RAJA RAJAMANNAR: We’re a digital product, so changes in the digital space have a profound impact on our product itself. On the other hand, we also use the opportunity of the highly connected consumer as a marketing opportunity. Today, the purchase funnel is completely reversed. It’s not linear at all. 

A couple of years ago, we would give consumers benefits and discounts and coupons to stimulate their interest and attention, but today it’s a totally different picture. Experiences matter to consumers more than things. Our company happens to be in financial services and technology, but we’re an experiential brand.

How has this changed your positioning and, conversely, your media investments?

 Our brand positioning years back was “the best way to pay.” Now, we’re focused on connecting people to “priceless possibilities.” We are shifting significantly toward digital video, which impacts our budget allocation pretty substantially. There are still questions about a common measurement, metrics and what will be the standard metric. But for a company like MasterCard, we have … data about buyer behavior at an aggregate and anonymized level, data that is very insightful to be able to say, “I can reach this consumer for this particular campaign in this particular channel at this time.”

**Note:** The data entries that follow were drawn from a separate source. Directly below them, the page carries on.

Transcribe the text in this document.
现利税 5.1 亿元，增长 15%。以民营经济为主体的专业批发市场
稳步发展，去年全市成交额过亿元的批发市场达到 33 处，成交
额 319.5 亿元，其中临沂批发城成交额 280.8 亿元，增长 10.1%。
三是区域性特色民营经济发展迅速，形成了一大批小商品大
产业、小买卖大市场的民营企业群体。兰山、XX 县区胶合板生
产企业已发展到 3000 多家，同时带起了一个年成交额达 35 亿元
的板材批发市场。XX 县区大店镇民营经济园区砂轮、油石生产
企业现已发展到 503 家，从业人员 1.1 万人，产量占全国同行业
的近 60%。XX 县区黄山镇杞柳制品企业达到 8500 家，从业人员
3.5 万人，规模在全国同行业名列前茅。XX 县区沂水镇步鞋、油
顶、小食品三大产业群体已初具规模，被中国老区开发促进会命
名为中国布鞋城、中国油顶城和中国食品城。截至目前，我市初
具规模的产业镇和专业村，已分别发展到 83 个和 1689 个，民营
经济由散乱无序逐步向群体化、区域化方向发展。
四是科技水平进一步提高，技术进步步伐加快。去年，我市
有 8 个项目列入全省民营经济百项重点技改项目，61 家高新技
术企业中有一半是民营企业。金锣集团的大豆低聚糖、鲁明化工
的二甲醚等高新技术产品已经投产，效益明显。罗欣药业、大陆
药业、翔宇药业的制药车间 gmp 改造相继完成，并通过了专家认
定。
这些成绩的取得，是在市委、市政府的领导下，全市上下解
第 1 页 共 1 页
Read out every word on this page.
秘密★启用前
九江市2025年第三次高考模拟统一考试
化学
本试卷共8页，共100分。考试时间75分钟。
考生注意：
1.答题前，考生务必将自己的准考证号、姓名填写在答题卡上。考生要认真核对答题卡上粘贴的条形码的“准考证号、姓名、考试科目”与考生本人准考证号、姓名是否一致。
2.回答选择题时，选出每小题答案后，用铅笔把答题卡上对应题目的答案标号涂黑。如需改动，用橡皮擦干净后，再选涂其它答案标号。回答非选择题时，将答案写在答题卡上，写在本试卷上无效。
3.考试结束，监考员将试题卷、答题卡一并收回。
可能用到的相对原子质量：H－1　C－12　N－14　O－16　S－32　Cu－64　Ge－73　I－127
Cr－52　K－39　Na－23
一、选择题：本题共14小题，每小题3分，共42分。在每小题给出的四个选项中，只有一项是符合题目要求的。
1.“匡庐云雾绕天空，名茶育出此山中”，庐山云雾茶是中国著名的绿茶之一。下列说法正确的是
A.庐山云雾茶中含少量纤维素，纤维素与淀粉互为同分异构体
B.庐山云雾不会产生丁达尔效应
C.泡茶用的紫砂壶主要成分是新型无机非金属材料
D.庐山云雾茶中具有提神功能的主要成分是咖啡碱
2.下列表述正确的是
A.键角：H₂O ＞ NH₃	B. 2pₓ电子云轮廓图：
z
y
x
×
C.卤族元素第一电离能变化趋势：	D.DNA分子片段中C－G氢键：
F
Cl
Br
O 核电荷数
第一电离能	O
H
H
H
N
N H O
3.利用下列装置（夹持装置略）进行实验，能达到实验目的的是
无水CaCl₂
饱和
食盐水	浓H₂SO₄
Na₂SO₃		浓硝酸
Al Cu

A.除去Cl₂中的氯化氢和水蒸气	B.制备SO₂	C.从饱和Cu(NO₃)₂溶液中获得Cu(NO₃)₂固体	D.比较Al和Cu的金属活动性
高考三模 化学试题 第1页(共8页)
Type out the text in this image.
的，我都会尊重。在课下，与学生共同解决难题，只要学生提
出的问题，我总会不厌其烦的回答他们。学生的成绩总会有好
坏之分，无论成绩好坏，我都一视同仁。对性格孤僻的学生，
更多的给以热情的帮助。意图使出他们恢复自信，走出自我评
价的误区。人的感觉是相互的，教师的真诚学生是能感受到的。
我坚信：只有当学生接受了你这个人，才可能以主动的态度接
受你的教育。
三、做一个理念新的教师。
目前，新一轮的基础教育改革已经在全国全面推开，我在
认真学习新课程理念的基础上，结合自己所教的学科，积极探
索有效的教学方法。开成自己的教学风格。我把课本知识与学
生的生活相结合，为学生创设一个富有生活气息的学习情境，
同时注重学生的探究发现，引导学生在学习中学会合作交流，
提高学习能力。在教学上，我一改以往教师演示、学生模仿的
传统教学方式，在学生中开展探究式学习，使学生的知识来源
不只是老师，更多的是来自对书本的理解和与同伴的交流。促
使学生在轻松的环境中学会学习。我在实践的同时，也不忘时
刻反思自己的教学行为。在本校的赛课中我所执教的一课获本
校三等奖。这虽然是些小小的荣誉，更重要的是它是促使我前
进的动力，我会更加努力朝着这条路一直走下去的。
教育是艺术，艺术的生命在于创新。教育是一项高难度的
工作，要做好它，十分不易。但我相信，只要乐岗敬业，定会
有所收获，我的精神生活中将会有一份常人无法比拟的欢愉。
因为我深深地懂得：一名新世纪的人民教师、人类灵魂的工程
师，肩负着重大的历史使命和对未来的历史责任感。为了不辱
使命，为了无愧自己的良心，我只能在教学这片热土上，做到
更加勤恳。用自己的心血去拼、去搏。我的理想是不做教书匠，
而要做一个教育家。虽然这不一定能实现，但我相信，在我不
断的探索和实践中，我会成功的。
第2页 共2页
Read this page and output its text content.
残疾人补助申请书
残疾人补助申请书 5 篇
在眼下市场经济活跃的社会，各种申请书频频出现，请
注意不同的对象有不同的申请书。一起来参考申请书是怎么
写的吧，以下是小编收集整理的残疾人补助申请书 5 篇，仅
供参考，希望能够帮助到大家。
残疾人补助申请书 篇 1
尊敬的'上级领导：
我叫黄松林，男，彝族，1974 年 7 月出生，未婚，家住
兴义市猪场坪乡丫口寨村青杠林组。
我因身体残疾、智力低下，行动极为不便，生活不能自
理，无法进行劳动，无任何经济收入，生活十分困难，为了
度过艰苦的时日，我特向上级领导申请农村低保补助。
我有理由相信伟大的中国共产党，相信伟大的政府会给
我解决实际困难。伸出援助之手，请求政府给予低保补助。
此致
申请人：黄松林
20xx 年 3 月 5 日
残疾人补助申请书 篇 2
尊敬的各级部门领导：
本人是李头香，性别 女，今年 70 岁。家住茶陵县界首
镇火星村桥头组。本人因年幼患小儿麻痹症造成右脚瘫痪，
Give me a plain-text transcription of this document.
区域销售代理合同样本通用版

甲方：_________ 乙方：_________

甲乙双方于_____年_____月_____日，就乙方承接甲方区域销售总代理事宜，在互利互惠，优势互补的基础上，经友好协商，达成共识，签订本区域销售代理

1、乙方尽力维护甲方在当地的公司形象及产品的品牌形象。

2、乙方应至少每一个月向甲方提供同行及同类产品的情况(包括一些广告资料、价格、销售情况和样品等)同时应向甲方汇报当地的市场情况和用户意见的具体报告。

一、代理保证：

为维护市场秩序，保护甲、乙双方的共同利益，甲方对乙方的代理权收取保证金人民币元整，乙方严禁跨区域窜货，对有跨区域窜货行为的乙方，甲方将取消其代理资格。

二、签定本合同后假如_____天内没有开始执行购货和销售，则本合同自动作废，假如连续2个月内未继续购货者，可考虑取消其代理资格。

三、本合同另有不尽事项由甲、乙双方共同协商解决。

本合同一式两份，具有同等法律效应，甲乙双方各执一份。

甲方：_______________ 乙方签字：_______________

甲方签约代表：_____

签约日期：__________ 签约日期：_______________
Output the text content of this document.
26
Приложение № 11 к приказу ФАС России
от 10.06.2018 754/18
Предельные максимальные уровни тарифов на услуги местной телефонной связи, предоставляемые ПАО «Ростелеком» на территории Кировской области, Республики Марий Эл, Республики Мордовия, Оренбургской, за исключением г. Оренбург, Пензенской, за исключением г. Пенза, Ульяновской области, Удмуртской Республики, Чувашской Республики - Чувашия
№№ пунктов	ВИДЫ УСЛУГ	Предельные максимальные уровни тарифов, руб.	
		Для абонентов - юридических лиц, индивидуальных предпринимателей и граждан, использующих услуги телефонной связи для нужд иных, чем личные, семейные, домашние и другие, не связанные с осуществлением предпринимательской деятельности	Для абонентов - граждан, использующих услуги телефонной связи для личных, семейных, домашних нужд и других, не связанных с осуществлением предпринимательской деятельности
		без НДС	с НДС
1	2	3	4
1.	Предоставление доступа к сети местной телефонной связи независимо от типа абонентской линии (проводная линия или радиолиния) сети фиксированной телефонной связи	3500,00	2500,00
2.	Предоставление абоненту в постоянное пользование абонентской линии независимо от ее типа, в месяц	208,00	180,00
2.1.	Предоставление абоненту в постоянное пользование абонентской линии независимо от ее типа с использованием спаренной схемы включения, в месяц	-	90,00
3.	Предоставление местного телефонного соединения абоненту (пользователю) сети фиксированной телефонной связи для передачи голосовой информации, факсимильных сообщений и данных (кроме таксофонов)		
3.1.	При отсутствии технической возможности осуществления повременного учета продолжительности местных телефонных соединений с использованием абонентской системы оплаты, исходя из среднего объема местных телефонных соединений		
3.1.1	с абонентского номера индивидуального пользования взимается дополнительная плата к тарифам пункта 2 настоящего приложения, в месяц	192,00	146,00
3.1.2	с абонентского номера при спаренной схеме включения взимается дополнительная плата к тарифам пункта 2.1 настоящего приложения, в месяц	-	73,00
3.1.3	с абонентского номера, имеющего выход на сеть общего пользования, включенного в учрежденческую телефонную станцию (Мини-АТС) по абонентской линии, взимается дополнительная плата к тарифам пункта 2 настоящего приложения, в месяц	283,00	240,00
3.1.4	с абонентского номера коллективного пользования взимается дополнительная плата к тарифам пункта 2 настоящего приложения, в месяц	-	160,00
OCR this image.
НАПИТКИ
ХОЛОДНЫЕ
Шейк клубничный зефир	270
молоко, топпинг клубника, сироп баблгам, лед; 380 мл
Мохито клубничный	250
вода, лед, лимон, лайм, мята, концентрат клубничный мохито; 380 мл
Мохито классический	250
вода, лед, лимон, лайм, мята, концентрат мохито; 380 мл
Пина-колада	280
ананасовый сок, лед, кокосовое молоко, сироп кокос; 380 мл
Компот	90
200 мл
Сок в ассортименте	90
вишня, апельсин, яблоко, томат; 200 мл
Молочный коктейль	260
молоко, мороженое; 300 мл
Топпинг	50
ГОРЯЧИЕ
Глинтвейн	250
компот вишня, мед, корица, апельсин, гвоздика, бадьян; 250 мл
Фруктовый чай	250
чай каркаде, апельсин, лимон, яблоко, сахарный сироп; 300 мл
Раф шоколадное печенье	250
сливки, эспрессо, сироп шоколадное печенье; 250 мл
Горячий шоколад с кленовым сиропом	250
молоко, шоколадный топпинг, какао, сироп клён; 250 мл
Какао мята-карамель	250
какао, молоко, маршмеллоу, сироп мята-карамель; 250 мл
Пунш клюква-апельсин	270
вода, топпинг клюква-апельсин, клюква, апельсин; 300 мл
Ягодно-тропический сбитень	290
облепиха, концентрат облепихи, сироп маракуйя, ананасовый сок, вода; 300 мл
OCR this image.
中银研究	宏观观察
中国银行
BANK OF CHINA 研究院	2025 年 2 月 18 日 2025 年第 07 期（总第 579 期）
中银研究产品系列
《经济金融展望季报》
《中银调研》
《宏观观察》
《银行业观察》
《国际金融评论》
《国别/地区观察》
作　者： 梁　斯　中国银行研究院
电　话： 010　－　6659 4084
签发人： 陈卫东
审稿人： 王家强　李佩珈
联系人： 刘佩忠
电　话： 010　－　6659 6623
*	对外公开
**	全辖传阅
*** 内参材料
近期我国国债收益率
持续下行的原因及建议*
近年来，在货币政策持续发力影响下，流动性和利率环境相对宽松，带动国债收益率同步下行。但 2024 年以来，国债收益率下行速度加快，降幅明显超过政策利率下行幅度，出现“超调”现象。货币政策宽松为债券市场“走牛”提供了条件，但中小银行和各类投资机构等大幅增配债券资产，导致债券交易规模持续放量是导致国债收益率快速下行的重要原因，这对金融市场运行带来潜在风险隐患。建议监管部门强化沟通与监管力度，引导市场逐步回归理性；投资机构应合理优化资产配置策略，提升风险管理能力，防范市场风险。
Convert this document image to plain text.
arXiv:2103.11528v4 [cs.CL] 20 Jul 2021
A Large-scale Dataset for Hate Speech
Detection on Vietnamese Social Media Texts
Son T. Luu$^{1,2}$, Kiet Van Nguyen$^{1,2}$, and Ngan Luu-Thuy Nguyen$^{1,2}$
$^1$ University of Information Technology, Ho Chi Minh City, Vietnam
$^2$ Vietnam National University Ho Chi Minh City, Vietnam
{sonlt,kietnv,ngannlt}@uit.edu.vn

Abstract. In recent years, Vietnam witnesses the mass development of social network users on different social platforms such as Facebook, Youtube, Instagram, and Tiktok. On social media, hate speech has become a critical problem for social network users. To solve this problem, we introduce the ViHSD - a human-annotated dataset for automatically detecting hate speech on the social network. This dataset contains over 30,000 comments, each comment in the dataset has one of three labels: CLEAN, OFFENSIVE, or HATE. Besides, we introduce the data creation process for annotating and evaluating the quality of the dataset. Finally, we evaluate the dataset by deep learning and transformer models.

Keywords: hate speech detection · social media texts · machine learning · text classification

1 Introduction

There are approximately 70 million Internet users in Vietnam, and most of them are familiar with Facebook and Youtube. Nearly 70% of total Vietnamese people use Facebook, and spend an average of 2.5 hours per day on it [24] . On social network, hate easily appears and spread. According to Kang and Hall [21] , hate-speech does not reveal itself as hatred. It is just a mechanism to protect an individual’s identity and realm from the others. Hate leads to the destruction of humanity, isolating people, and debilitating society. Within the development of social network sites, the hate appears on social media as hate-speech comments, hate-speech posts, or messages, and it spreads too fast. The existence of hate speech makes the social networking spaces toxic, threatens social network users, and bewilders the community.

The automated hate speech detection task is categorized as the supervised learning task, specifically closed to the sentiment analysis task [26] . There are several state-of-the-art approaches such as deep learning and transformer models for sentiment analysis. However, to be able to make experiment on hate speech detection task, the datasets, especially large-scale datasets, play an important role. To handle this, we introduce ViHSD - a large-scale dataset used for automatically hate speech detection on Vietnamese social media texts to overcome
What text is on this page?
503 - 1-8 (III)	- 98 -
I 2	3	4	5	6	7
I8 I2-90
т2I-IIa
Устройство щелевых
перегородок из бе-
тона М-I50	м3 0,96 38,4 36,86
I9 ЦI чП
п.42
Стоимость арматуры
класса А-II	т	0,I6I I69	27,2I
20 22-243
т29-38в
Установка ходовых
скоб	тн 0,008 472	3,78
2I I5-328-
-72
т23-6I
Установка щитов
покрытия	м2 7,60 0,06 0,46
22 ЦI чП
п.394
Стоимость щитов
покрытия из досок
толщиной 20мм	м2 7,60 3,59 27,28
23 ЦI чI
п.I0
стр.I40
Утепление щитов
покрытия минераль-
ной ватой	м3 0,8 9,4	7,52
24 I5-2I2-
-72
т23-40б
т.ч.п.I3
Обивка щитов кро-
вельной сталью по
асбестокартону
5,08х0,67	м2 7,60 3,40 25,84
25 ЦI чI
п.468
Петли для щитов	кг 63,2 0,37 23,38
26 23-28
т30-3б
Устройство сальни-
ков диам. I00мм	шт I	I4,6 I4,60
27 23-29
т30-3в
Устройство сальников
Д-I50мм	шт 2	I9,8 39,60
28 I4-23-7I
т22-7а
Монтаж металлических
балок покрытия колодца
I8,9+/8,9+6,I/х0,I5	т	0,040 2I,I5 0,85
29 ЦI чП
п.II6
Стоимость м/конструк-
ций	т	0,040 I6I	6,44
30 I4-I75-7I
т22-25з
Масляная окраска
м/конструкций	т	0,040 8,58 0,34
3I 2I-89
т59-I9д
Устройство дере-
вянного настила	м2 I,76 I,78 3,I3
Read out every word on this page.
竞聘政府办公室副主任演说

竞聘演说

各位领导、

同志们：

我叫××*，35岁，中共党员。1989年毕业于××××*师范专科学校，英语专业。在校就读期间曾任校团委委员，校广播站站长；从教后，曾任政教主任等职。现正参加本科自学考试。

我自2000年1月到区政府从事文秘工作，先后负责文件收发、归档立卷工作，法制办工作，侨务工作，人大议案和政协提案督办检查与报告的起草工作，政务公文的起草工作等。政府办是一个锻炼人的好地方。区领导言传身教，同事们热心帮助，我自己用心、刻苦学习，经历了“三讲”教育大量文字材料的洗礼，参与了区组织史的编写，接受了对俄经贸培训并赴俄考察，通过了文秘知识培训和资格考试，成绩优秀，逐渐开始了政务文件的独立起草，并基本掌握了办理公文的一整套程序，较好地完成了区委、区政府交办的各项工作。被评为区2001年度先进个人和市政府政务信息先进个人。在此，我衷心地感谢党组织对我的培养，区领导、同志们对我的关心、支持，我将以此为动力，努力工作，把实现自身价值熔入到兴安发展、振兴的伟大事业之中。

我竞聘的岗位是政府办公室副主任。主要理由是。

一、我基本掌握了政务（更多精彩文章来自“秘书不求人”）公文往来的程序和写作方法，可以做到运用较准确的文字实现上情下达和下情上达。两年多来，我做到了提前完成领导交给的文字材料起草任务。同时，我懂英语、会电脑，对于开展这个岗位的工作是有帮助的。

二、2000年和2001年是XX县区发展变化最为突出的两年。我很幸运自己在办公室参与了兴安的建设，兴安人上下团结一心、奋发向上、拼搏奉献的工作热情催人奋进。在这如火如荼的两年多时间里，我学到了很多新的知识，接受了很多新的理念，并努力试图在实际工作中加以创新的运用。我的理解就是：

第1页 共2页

How is the convergence of TV, video and over-the-top changing your budget allocation?

TV is by far the medium that gives you the most scale in a reasonably economical fashion. TV is not going away in the near future and in countries outside of the US that’s even more the case. Having said that, the role of TV – digital video and TV combined – will need to be complementary. It has to be to have a collective impact. TV will not disappear. Will it continue to grow, but become more addressable? Absolutely yes.

MasterCard’s been very vocal about programmatic media buying. How does data influence your allocation?

It lends itself very well to digital, but my prognosis is that it can be applied in digital out of home, addressable TV and with radio. Programmatic will become more significant in the future. For someone like MasterCard, we have tripled our digital investment in the last three years. With programmatic being critical to digital, programmatic becomes therefore more important in my overall marketing plan.

Programmatic however is not the be-all, end-all. It is one tool and methodology to optimize your media buying in real time. There is so much more outside of it. When I think about experiential marketing, and giving experiences to consumers – through a platform we call Priceless Surprises –programmatic is not equally relevant in that environment.

How has your relationship with agencies changed the most?

 One thing I personally believe is that you need to have your agency be your partner. As we learn and develop, we have to take them with us and vice versa. Today we talk about so many microchannels where we’re connecting with the consumer, that it requires agency teams and client-side teams to sit together. … It’s important to transform the way we interact with each other, it requires a very high level of engagement. If you want to understand a consumer’s perception and behavior as it relates to consumption and commerce, you have to get into other aspects of his or her life and have deep, human understanding.

This interview has been edited for clarity and length.